Reis, in its second-quarter 2018 Affordable Housing Quarterly View, forecasts new construction of affordable properties to decline by 40 percent from 2019 to 2022 because of changes to the tax code.
But if the tax reform legislation has weakened demand for the LIHTC market, it also introduced preferential tax treatment within opportunity zones (see news story on page 17).
“One policy objective that we see readily is opportunity zones, which are trying to address the imbalance of development capital for more affordable housing, both equitably in urban as well as in more rural areas,” says Ginise.
Because opportunity zones are designed to encourage investment in economically struggling areas, there is a natural fit for affordable housing development as a type of investment in such zones. Grubb Properties, for example, plans to launch an Opportunity Zone Fund in 2019 aimed at investments in opportunity-zone communities across the South, and focused on workplace and housing affordability.
“One of the very positive things I see about opportunity zones for impact strategies is that it increases liquidity in areas that haven’t had a lot of investment. And that is great,” says Davis.
She cautions, however, that opportunity-zone legislation is focused on tax strategy and not on making positive social impact. “We need to be clear that, as the opportunity-zone regulation is currently written, there’s no requirement of impact. It’s a tax-efficient strategy that may or may not have a positive impact,” says Davis.

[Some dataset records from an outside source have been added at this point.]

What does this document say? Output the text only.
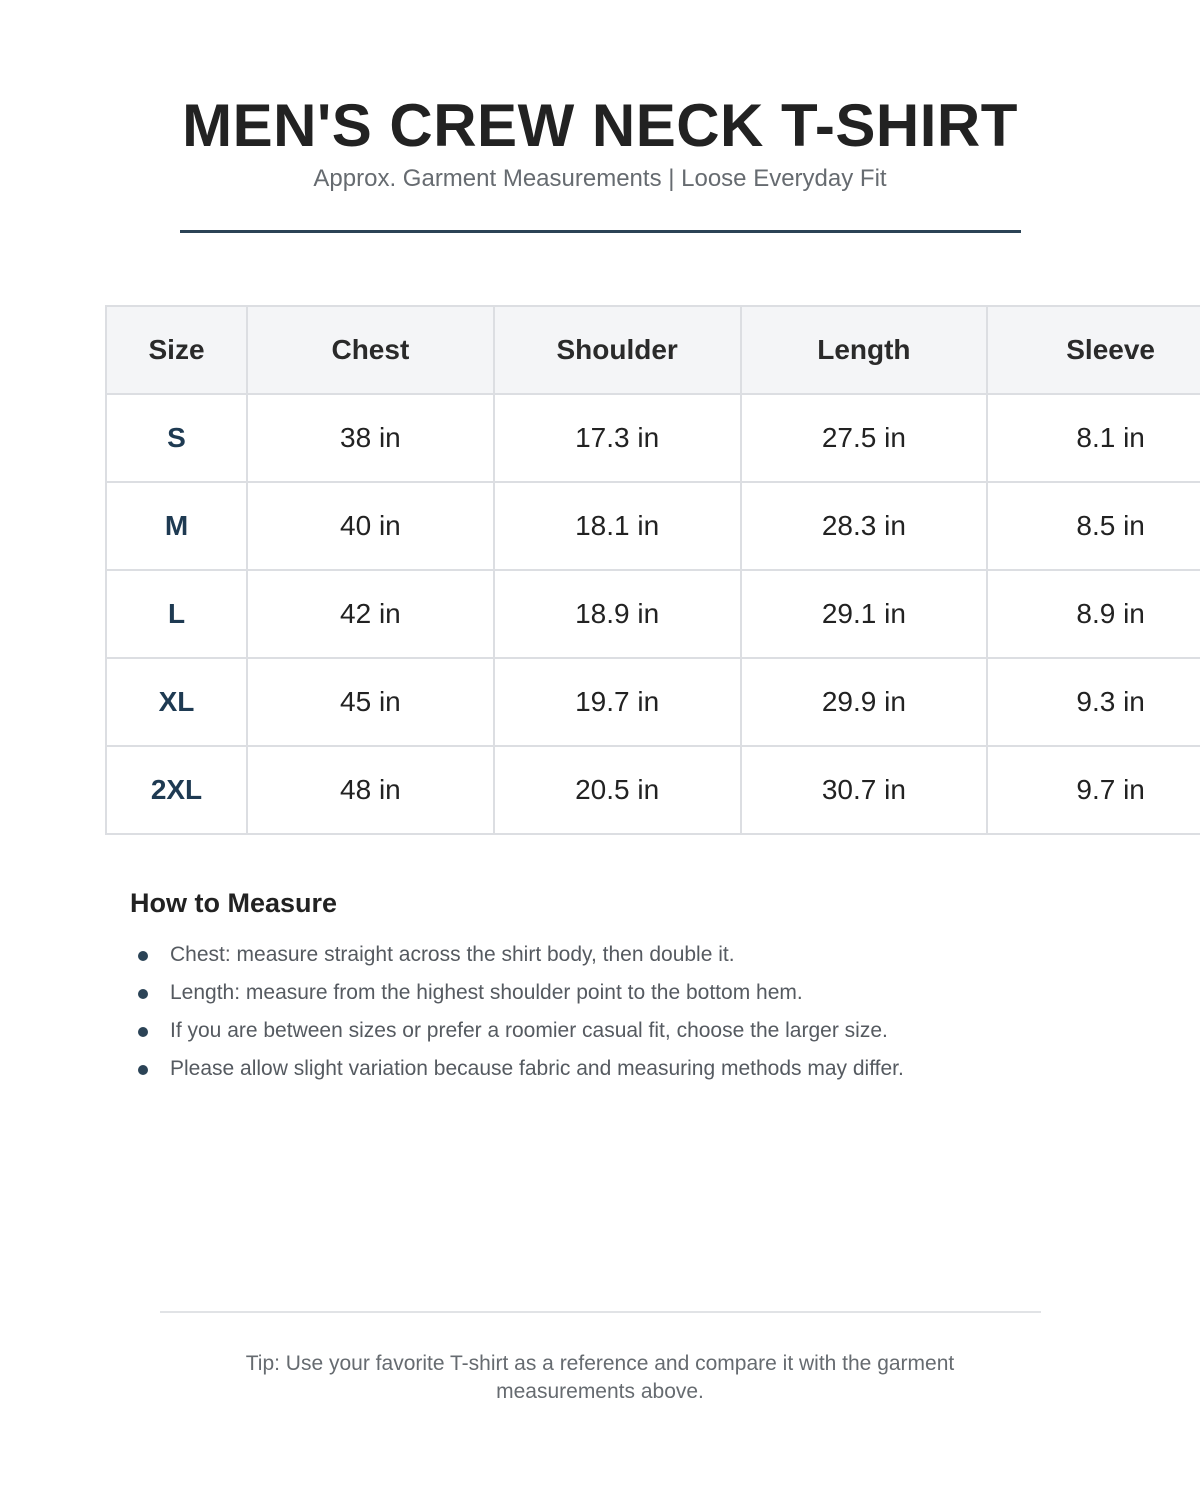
MEN'S CREW NECK T-SHIRT
Approx. Garment Measurements | Loose Everyday Fit
Size	Chest	Shoulder	Length	Sleeve
S	38 in	17.3 in	27.5 in	8.1 in
M	40 in	18.1 in	28.3 in	8.5 in
L	42 in	18.9 in	29.1 in	8.9 in
XL	45 in	19.7 in	29.9 in	9.3 in
2XL	48 in	20.5 in	30.7 in	9.7 in
How to Measure
Chest: measure straight across the shirt body, then double it.
Length: measure from the highest shoulder point to the bottom hem.
If you are between sizes or prefer a roomier casual fit, choose the larger size.
Please allow slight variation because fabric and measuring methods may differ.
Tip: Use your favorite T-shirt as a reference and compare it with the garment measurements above.
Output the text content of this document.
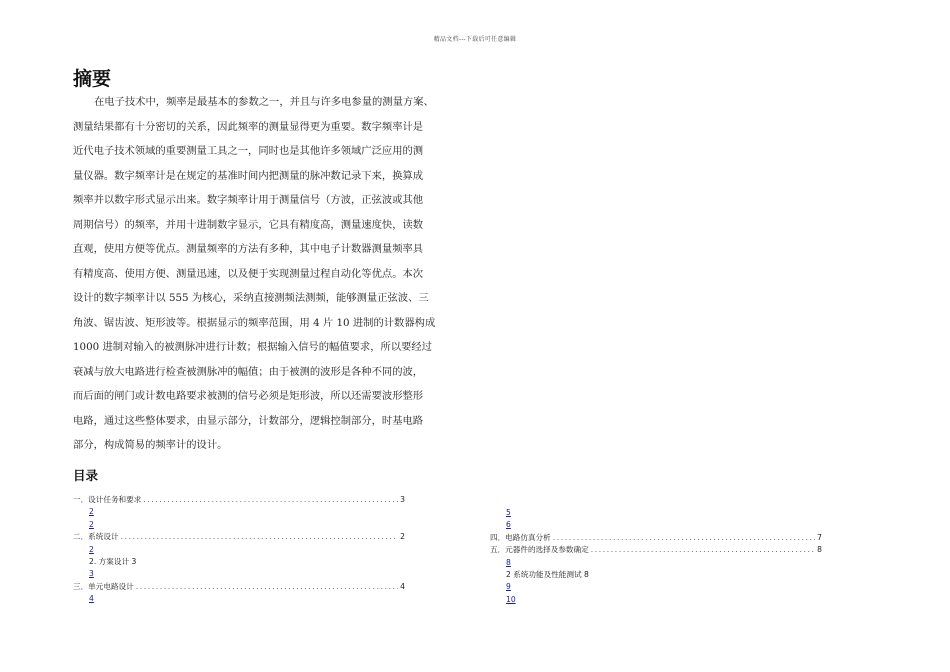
精品文档---下载后可任意编辑
摘要

在电子技术中，频率是最基本的参数之一，并且与许多电参量的测量方案、

测量结果都有十分密切的关系，因此频率的测量显得更为重要。数字频率计是

近代电子技术领域的重要测量工具之一，同时也是其他许多领域广泛应用的测

量仪器。数字频率计是在规定的基准时间内把测量的脉冲数记录下来，换算成

频率并以数字形式显示出来。数字频率计用于测量信号（方波，正弦波或其他

周期信号）的频率，并用十进制数字显示，它具有精度高，测量速度快，读数

直观，使用方便等优点。测量频率的方法有多种，其中电子计数器测量频率具

有精度高、使用方便、测量迅速，以及便于实现测量过程自动化等优点。本次

设计的数字频率计以 555 为核心，采纳直接测频法测频，能够测量正弦波、三

角波、锯齿波、矩形波等。根据显示的频率范围，用 4 片 10 进制的计数器构成

1000 进制对输入的被测脉冲进行计数；根据输入信号的幅值要求，所以要经过

衰减与放大电路进行检查被测脉冲的幅值；由于被测的波形是各种不同的波，

而后面的闸门或计数电路要求被测的信号必须是矩形波，所以还需要波形整形

电路，通过这些整体要求，由显示部分，计数部分，逻辑控制部分，时基电路

部分，构成简易的频率计的设计。

目录
一．设计任务和要求 .....	3
2
2
二．系统设计 .....	2
2
2. 方案设计 3
3
三．单元电路设计 .....	4
4
5
6
四．电路仿真分析 .....	7
五．元器件的选择及参数确定 .....	8
8
2 系统功能及性能测试 8
9
10
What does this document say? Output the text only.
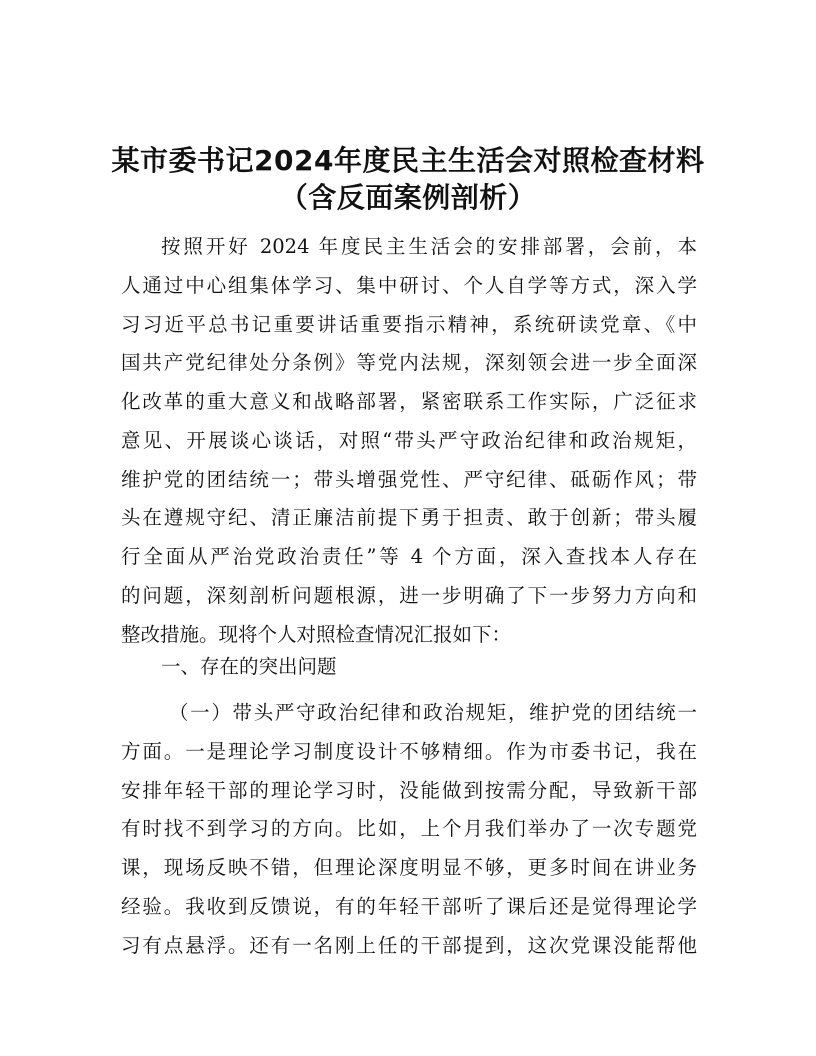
某市委书记2024年度民主生活会对照检查材料
（含反面案例剖析）
按照开好 2024 年度民主生活会的安排部署，会前，本
人通过中心组集体学习、集中研讨、个人自学等方式，深入学
习习近平总书记重要讲话重要指示精神，系统研读党章、《中
国共产党纪律处分条例》等党内法规，深刻领会进一步全面深
化改革的重大意义和战略部署，紧密联系工作实际，广泛征求
意见、开展谈心谈话，对照“带头严守政治纪律和政治规矩，
维护党的团结统一；带头增强党性、严守纪律、砥砺作风；带
头在遵规守纪、清正廉洁前提下勇于担责、敢于创新；带头履
行全面从严治党政治责任”等 4 个方面，深入查找本人存在
的问题，深刻剖析问题根源，进一步明确了下一步努力方向和
整改措施。现将个人对照检查情况汇报如下：

一、存在的突出问题

（一）带头严守政治纪律和政治规矩，维护党的团结统一
方面。一是理论学习制度设计不够精细。作为市委书记，我在
安排年轻干部的理论学习时，没能做到按需分配，导致新干部
有时找不到学习的方向。比如，上个月我们举办了一次专题党
课，现场反映不错，但理论深度明显不够，更多时间在讲业务
经验。我收到反馈说，有的年轻干部听了课后还是觉得理论学
习有点悬浮。还有一名刚上任的干部提到，这次党课没能帮他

Investors looking for impact
Affordable housing investment, however, has attracted investors interested in making positive social impacts. Impact investing has been particularly attractive to some foundations and family offices, as well as European investors, but it also can be attractive to other institutional investors.
Vilim says institutions want to invest in affordable housing, but “they need to keep their eye on the liability side of their business, and they can’t give up significant yield. We have to prove to them that affordable housing actually is as good, if not better, than a comparable conventional deal,” says Vilim.
“We’re seeing more and more investors who also want impact because they have a variety of choices they make with their capital,” says Taft. “They see the opportunity to have impact.”
European investors, in particular, are comfortable with the regulated aspects of affordable housing, as regulated residential rents are common in Europe. In addition, projects that combine environmental sustainability with social impact receive a lot of interest from European investors.
Some investors find it a compelling investment thesis that investors in affordable and workforce housing are strengthening communities, helping people to live closer to employment and education, and supporting economic mobility. They want an opportunity to make a social impact, and provide homes that are safe and secure for working people and families.
But the asset class also has attracted investors focused on the bottom line and steady returns.
“There are certainly more institutional investors now who are expressing an interest” in affordable and workforce housing, says Duda. “And I think that’s just reflective of the fact that there is just enormous demand for the product,” he adds, “and, as we said, a significant amount of shortage of product in the pipeline.”
“I don’t see a situation where investors’ demand is going to precipitously fall off in the affordable housing industry. It’s a very steady and stable product type, and even with volatility tax-credit equity pricing or interest rates, I think that tenet remains true for affordable housing from the investor standpoint,” says Bracken.
Making every drop count
The supply-demand imbalance for low-income housing has created the opportunity for many interventions, from tax incentives to zoning changes, and encouraged investment from across the spectrum, from nonprofit organizations to for-profit development.
“The people making 60 percent to 100 percent of AMI shouldn’t live in substandard housing. They should live just like everyone else lives — same buildings, same units, just cheaper,” says Vilim. “And, again, it is better for society, certainly, but it’s got to be economically good for everyone as well.”